As for the triangular room, was it really necessary for Petiot to make extensive renovations if he simply planned to kill by injection? Was it by chance that he had hired a firm that had just that year finished the construction of a major municipal slaughterhouse in Limoges? The particular changes he made are indeed curious: Petiot was creating a small room, located separately from the main building, with no windows, very thick, reinforced walls with a viewing lens on the outside, and all of this also being soundproof and almost airtight—and it could be made so, Professor Griffon testified at the trial, by the mere insertion of a rug under the door. Even if the prosecution could not produce a rug, Petiot, a dealer in antiques, would not have had any difficulty. As for the gas masks inspectors found, all of these did not necessarily have to have belonged to the victims, and the gas mask found in Petiot’s office may not have been only for covering the stench of the cadavers. And when Petiot explained his renovations to the builders, he told them he was constructing a radiation chamber—a good alibi, I suspect, for his real purpose: a gas chamber.

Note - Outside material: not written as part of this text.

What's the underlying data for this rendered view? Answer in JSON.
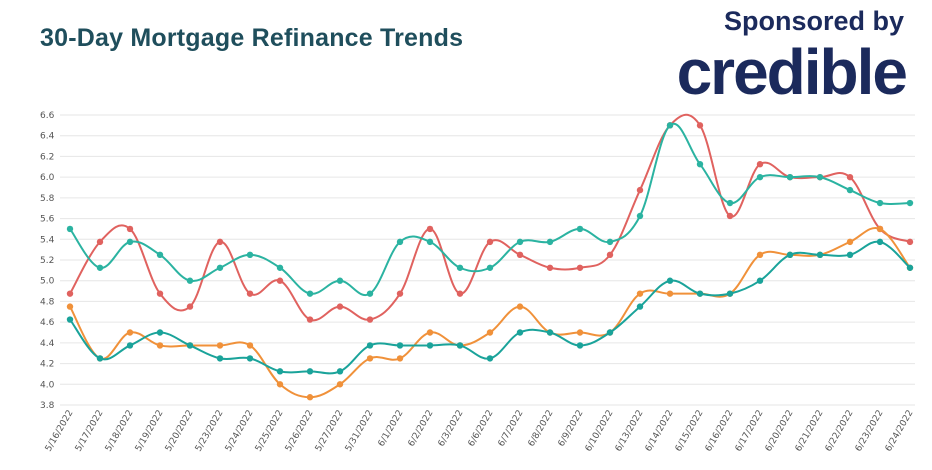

My doubts about death by injection grew over the years, but increased most of all when I had the good fortune of unearthing a rare source about Marcel Petiot, published in Belgium in March 1944, only a couple of weeks after the discovery of the remains at rue Le Sueur. The small book, Albert Massui’s Le cas du Dr Petiot, was indeed valuable, but it had one piece of extraordinary testimony: a firsthand account of a young man who applied to Petiot’s escape organization and claimed to have lived through the entire selection process. Could this possibly be genuine? After much consid
eration, I believe so.
The man was identified only as Raphaël K. His last name was withheld because at the time of publication, the Nazis still occupied Paris and he hoped to find a way to flee Europe. His family urged him to remain quiet. People would be skeptical, he was told, and indeed, this was an all-too-frequent occurrence at that time (1942), when the first Jews who escaped from Nazi camps tried to warn other people about the shocking, incomprehensible atrocities that they had experienced. Note, too, that this young man’s account appeared in print before Petiot’s methods were widely known.
In June 1942, Raphaël K applied to Petiot’s escape organization. After paying his fees, which were lower than any other known charge (5,000 francs), Raphaël received instructions very similar to other clients’. He was told to arrive at the corner of rue Championnet and rue Damrémont, in the 18th arrondissement, where he was taken in a disorienting way across the city until he arrived at the hair salon. There, in a back room, Raphael reconfirmed his intention to leave Paris. “I do not have to know why,” the doctor told him. “I am sure it is for excellent reasons.”
After learning that the young man wished to leave as soon as possible, the doctor told him of his “extraordinary luck” in that a group was leaving the following morning. He would travel through Casablanca, as Guschinow had been told five months earlier. “Given the circumstances,” Petiot said, “I would advise you to take with you as much money as possible.”